Микулин прошел в лузинский кабинет, который уважал за внушительную, непонятную эдисоновскую коробку. Телефон всегда вызывал у него чувство восхищения.
— Вот что, Николай Николаевич… — Лузин в упор поглядел на шибановского председателя. — Надо срочно собрать ячейку. Такое головотяпство дальше терпеть нельзя. Ты видел, что Сопронов натворил?
— Беда! — Микулин все еще улыбался.
— Не согласовал ни с членами ВИКа, ни с ячейкой… Объявляет собрание бедноты…
Лузин пристально посмотрел на Микулина и резанул напрямик:
— Как ты насчет Сопронова? Поддержишь меня на ячейке? Или пойдешь заодно с ним? Скажи прямо, дело серьезное.

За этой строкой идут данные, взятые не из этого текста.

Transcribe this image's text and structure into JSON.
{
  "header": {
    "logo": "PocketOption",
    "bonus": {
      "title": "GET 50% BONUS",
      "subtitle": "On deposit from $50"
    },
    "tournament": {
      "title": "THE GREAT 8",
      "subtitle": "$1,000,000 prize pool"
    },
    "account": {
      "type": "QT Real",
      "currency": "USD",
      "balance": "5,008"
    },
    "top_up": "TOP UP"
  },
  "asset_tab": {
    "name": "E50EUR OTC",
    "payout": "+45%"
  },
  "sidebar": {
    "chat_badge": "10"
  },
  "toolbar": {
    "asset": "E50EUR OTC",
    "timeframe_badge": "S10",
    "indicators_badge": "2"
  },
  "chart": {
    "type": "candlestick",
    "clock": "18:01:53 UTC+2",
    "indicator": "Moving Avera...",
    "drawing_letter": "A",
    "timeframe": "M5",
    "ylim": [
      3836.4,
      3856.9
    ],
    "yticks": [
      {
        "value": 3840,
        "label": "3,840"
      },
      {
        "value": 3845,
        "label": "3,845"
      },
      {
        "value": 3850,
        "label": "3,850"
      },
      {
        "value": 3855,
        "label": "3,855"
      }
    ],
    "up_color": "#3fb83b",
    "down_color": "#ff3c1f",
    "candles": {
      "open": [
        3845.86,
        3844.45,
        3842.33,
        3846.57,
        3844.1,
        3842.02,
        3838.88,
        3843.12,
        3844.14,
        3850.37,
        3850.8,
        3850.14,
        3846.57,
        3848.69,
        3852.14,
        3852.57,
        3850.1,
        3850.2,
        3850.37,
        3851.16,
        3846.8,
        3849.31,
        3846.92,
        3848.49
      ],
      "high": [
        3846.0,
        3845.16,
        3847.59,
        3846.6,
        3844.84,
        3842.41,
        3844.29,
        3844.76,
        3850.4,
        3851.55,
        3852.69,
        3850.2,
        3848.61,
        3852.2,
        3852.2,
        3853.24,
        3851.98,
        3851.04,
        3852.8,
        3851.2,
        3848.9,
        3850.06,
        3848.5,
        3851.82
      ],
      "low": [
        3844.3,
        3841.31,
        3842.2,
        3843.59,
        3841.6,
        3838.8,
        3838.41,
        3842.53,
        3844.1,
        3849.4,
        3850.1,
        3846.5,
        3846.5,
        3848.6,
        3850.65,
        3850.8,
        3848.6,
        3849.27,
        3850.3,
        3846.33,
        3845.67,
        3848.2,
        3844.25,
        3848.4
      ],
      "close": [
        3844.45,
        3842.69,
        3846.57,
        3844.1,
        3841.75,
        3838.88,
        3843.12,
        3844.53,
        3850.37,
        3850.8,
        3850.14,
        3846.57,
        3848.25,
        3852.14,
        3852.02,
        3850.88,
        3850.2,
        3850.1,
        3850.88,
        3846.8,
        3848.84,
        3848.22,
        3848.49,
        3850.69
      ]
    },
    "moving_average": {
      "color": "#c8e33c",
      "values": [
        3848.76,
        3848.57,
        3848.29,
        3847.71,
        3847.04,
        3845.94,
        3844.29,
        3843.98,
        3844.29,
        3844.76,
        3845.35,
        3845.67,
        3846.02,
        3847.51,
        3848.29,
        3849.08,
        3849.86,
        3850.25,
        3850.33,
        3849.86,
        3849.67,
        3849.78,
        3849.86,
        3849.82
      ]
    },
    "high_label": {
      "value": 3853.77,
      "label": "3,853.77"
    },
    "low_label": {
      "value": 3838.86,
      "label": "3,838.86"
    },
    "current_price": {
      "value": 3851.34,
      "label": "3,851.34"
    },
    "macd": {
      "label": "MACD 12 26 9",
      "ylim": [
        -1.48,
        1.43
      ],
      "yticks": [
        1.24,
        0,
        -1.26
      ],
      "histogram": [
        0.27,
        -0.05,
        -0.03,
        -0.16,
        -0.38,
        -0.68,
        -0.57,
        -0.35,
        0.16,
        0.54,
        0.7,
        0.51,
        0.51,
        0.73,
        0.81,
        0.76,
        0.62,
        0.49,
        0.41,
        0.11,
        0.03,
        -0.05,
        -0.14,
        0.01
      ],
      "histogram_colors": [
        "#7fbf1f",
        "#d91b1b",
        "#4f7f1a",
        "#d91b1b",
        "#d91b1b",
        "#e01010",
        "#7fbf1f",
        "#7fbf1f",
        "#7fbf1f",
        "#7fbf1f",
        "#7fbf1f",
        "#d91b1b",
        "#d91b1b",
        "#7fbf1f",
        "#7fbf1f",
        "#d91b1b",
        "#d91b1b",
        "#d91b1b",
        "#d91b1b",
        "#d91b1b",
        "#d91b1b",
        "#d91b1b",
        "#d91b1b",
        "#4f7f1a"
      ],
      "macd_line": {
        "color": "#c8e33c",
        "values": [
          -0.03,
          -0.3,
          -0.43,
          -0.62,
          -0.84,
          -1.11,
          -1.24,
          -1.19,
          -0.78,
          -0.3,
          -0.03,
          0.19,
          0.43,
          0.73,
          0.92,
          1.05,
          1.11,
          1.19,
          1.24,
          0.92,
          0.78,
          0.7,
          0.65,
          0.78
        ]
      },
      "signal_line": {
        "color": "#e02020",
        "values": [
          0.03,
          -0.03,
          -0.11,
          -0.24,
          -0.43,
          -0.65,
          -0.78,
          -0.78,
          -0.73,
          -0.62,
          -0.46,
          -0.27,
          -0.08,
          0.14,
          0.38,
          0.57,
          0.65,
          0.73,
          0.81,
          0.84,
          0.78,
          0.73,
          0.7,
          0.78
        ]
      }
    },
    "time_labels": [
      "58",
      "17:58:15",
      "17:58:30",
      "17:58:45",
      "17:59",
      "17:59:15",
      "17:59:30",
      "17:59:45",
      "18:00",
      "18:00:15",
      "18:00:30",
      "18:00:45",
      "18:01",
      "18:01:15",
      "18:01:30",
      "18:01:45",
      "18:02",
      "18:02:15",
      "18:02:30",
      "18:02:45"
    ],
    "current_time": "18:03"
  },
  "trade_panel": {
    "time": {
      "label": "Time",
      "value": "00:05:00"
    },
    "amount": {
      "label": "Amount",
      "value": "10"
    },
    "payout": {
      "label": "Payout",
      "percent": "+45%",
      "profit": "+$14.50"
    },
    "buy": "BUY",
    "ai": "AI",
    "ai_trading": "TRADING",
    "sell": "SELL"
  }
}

Микулин не ожидал такого вопроса. Он уважал Степана Ивановича, считал его самым авторитетным членом Ольховской ячейки. Но и Сопронова было жаль, особенно за сегодняшний день. Игнаха хоть и послан уездом, но был свой, шибановский, к тому же он не числился пока ни в какой должности, жил бог знает на какие шиши.
— Внушить ему надо бы, Степан Иванович, разъяснить… Все-таки жаль мужика.
— Нет, брат, тут разъяснения не помогут! — Лузин, щелкая суставами пальцев, отвернулся к окну. — Тут дело серьезное. Давай беги за Веричевым! Усова и Дугину я предупредил. Скажи, чтоб шли срочно!